Christmas Quiz Hand 2025: Solution
West has arrived in a 3NT contract following a routine auction in which North opened a weak two in hearts. On the lead of the heart jack, how do you think west should play the hand, assuming:
A: Duplicate Match Point Pairs scoring; B: Other scoring formats.
A: Declarer counts 7 top tricks and aims for 3 more from clubs, ie 10 tricks. So, win heart ace at trick 2, voiding south in hearts. Unblock the diamond queen and cross to club ace, noting the 4-0 club break. Cash diamond AK and run the remaining top clubs. On this unlucky layout you will be held to 7 tricks (3 clubs, 3 diamonds, 1 heart) for minus 100, but so will everyone else, so 50% score. Note that south must rise with a club honour on the second round to cut declarer off from dummy. Declarer must not let south in since the spade ace with north could spell calamity!

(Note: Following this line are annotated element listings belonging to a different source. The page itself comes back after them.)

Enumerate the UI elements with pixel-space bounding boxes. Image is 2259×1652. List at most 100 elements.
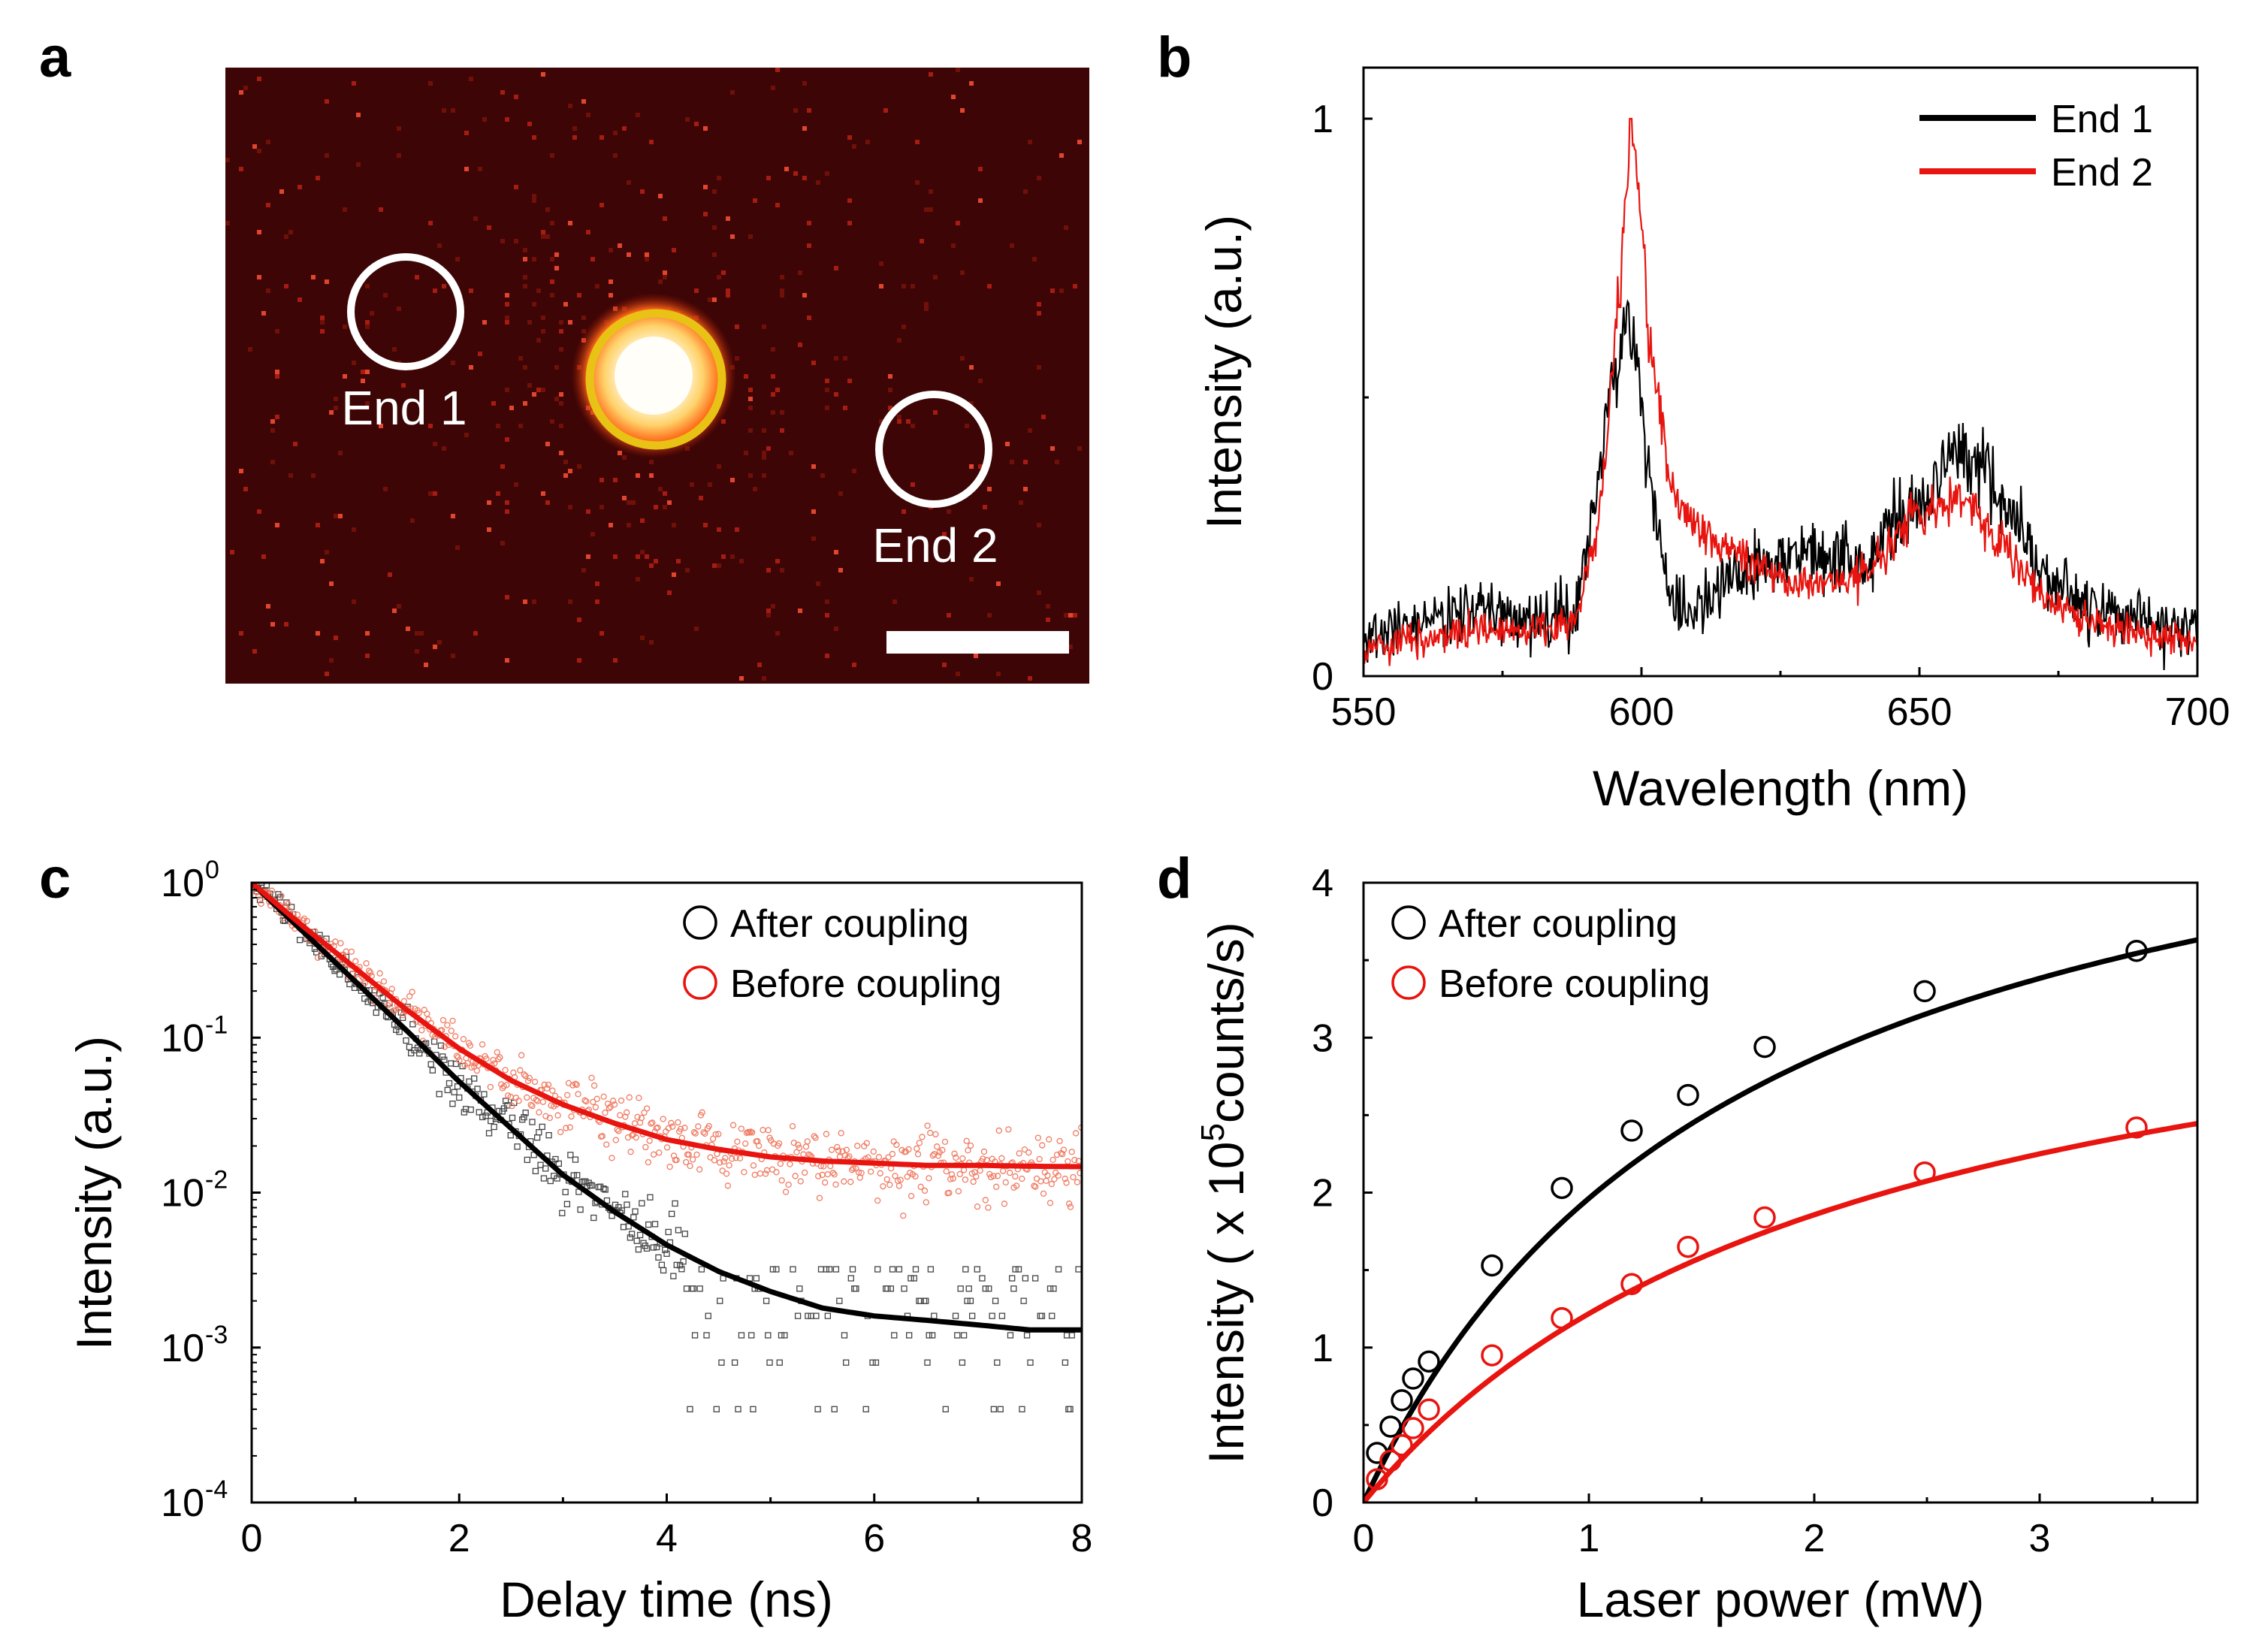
- noise-pixel: [559, 401, 563, 406]
- noise-pixel: [888, 406, 892, 410]
- decay-point-after: [430, 1038, 438, 1045]
- noise-pixel: [279, 189, 284, 194]
- noise-pixel: [563, 460, 568, 464]
- noise-pixel: [599, 203, 604, 207]
- decay-point-before: [828, 1146, 835, 1153]
- power-points-after: [1366, 940, 2148, 1464]
- noise-pixel: [951, 243, 956, 248]
- decay-point-after: [931, 1312, 938, 1319]
- decay-point-before: [970, 1178, 977, 1185]
- noise-pixel: [618, 451, 622, 455]
- decay-point-before: [573, 1081, 580, 1089]
- power-point-before: [1402, 1417, 1424, 1439]
- decay-point-before: [439, 1016, 447, 1024]
- decay-point-after: [841, 1332, 848, 1339]
- decay-point-after: [889, 1266, 896, 1273]
- noise-pixel: [365, 370, 370, 374]
- decay-point-before: [526, 1074, 533, 1082]
- noise-pixel: [559, 424, 563, 428]
- noise-pixel: [464, 433, 469, 437]
- noise-pixel: [956, 672, 960, 676]
- noise-pixel: [717, 275, 721, 279]
- decay-point-before: [995, 1127, 1002, 1134]
- noise-pixel: [270, 419, 275, 424]
- noise-pixel: [352, 599, 356, 604]
- decay-point-after: [1007, 1332, 1014, 1339]
- noise-pixel: [703, 523, 708, 527]
- decay-point-after: [479, 1113, 486, 1121]
- decay-point-after: [602, 1186, 609, 1193]
- decay-point-after: [427, 1061, 434, 1068]
- noise-pixel: [275, 370, 279, 374]
- noise-pixel: [834, 356, 838, 361]
- noise-pixel: [766, 446, 771, 451]
- noise-pixel: [708, 297, 712, 302]
- noise-pixel: [523, 284, 527, 288]
- decay-point-after: [663, 1250, 670, 1257]
- noise-pixel: [419, 631, 424, 636]
- decay-point-before: [467, 1042, 474, 1049]
- y-tick-label-c: 10: [161, 1481, 204, 1525]
- noise-pixel: [735, 356, 739, 361]
- decay-point-before: [1043, 1177, 1049, 1184]
- noise-pixel: [442, 446, 446, 451]
- decay-point-after: [636, 1231, 644, 1239]
- decay-point-after: [1020, 1297, 1027, 1304]
- noise-pixel: [275, 329, 279, 334]
- decay-point-before: [834, 1143, 841, 1151]
- noise-pixel: [455, 545, 460, 550]
- decay-point-after: [717, 1297, 723, 1304]
- decay-point-before: [756, 1142, 763, 1149]
- y-tick-exp-c: -4: [205, 1475, 228, 1504]
- noise-pixel: [270, 428, 275, 433]
- decay-point-after: [445, 1080, 453, 1087]
- noise-pixel: [595, 581, 599, 586]
- noise-pixel: [920, 239, 924, 243]
- decay-point-before: [563, 1125, 569, 1131]
- noise-pixel: [257, 77, 261, 81]
- noise-pixel: [744, 374, 748, 379]
- decay-point-before: [645, 1158, 652, 1166]
- power-point-after: [1391, 1389, 1413, 1412]
- noise-pixel: [649, 473, 654, 478]
- noise-pixel: [320, 329, 325, 334]
- decay-point-after: [474, 1086, 481, 1092]
- noise-pixel: [613, 153, 618, 158]
- decay-point-before: [545, 1081, 552, 1089]
- noise-pixel: [1046, 618, 1050, 622]
- x-axis-c: 0 2 4 6 8: [241, 1493, 1092, 1560]
- decay-point-after: [895, 1266, 903, 1273]
- decay-point-before: [777, 1160, 784, 1167]
- noise-pixel: [987, 487, 992, 491]
- noise-pixel: [721, 419, 726, 424]
- noise-pixel: [568, 221, 572, 225]
- decay-point-after: [364, 998, 371, 1005]
- decay-point-after: [572, 1156, 579, 1163]
- noise-pixel: [789, 451, 793, 455]
- decay-fit-before: [252, 883, 1082, 1170]
- decay-point-after: [1023, 1332, 1031, 1339]
- decay-point-before: [1063, 1179, 1070, 1186]
- noise-pixel: [834, 627, 838, 631]
- power-point-before: [1391, 1433, 1413, 1457]
- decay-point-after: [313, 949, 320, 956]
- decay-point-before: [1077, 1170, 1082, 1176]
- noise-pixel: [654, 505, 658, 509]
- noise-pixel: [455, 257, 460, 261]
- decay-point-after: [555, 1160, 562, 1167]
- decay-point-before: [1056, 1137, 1063, 1145]
- decay-point-before: [515, 1098, 522, 1104]
- decay-point-before: [1046, 1136, 1052, 1143]
- decay-point-before: [880, 1183, 886, 1190]
- xlabel-c: Delay time (ns): [500, 1572, 833, 1627]
- noise-pixel: [717, 176, 721, 180]
- noise-pixel: [365, 401, 370, 406]
- noise-pixel: [892, 599, 897, 604]
- noise-pixel: [243, 86, 248, 90]
- legend-c-label-before: Before coupling: [730, 962, 1001, 1006]
- noise-pixel: [266, 288, 270, 293]
- noise-pixel: [568, 104, 572, 108]
- decay-point-before: [663, 1144, 671, 1151]
- decay-point-before: [998, 1155, 1005, 1161]
- noise-pixel: [284, 234, 288, 239]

B: Since all that matters in a Duplicate Teams event is building up a big score, declarer must aim for +400 and take no risks for over-tricks. He can guarantee 9 tricks against an imagined 4-0 club split as follows:
Win heart ace at trick 2. Cross to club ace to discover the 4-0 break. Play club 5 from dummy and win south’s jack in hand. Play diamond queen to cash AK in dummy. Now finesse against south’s last club honour for 6 clubs, 2 diamonds and 1 heart = 9 tricks. An alternative would be to cash two diamonds initially, but that would need a random guess about clubs!
Remember: duplicate pairs is a unique scoring system. You get one match point for every other pair whose score you match on each hand and two for every other score you beat. The size of the plus or minus scores is totally irrelevant: all that matters is collecting tricks (with reasonable risks) and match points! In every other form of bridge, ie duplicate teams, Chicago, Rubber etc., what matters is collecting lots of +400s/+600s in game contracts. You should take no risks for over-tricks in those formats!
Winners: sadly, no-one got both answers right out of a good range of entries. However, two entrants gave the best answers to at least one of scenarios A/B. Two free sessions each to:
Bill Hill and Geoff Cordingley. Well done!